The Background Story: Part 1

The Background Story

Let’s start at the very beginning… A very good place to start… (Who else loves The Sound of Music as much as I do?!)

Throwback to our high school production of the Sound of Music with my dear friends Melisa and Jenny. It was fun playing the baroness, despite my laryngitis… yikes! I had that deep, sexy voice thing going on…

I keep thinking of things I want to write about–things I’m researching, questions I’m often asked, random mom moments–but I then realize that much of it is meaningless without context. I’m going to try to do a Cliff Notes version of my story. “Try” being the key word. Those of you who know me in real life know that I’m not exactly a woman of few words, to put it nicely. šŸ˜‰ UPDATE: I have failed. You’re getting details. Sorry.

Part 1: Pre-Celiac(?) Health History

I had a wonderful childhood, although I do remember having health concerns as a young child. I remember teaching myself to read at the age of four because I spent so much time sitting on the potty looking at books. I remember two surgeries around the age of five for a fistula and a presumed diagnosis of Crohn’s Disease (that, thank God, didn’t play out).

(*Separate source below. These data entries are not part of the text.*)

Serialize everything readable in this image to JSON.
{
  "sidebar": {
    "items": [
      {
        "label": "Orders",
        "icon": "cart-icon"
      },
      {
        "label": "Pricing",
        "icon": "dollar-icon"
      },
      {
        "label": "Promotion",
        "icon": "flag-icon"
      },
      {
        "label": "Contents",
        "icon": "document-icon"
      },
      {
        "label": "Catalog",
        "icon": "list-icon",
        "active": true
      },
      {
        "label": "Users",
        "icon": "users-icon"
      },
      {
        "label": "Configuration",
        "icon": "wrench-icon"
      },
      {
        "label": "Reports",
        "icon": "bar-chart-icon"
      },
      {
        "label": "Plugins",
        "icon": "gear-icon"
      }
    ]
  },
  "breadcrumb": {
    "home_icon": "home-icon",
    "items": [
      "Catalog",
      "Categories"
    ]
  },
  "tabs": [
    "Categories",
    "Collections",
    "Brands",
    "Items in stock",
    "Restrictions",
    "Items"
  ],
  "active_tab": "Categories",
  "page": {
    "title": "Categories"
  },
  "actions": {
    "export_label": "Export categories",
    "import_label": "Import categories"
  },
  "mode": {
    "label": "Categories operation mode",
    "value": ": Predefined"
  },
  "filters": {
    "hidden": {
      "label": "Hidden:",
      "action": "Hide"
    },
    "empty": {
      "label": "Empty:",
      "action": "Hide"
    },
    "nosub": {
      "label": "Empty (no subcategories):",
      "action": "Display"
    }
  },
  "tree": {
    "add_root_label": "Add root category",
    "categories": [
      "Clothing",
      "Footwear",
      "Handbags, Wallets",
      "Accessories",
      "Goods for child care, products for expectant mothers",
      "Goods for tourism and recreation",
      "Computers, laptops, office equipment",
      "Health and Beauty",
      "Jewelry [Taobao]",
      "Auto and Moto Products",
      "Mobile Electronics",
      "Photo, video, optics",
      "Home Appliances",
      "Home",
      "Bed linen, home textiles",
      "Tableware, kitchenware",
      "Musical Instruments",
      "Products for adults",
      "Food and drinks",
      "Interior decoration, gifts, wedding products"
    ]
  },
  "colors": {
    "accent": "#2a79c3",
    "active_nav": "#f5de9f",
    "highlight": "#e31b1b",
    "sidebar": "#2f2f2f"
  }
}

I remember blood tests and an injection in the butt that I wasn’t warned about while I was laying on a hospital bed, coloring (Fear of Needles, party of one…). I remember being made fun of for the time it took me to use the bathroom. I remember my mom trying everything to get me to take doses of Cleocin and Keflex (two antibiotics, for you non-pharm folks) including mixing them with Nestle Quik. That should be part of Mom Training 101: How to Get Something That Tastes Nasty Down Your Child’s Gullet When It Is In Their Best Interest… I have a feeling I will be referring to those class notes once I get some good fish oil for my kiddos.

My baby cousin and me. His poor face… I must be squeezing too hard! Also, BANGS.

Most of those issues resolved as I got older and I had a pretty normal life for a while. (Normal describing the life, not me. I’ve never been “normal”.) Looking back, I can see some symptoms that make sense in light of my current health situation. I was sick a lot. “Just” colds and flu and sinus infections and what have you, but it was frequent and way more severe than average.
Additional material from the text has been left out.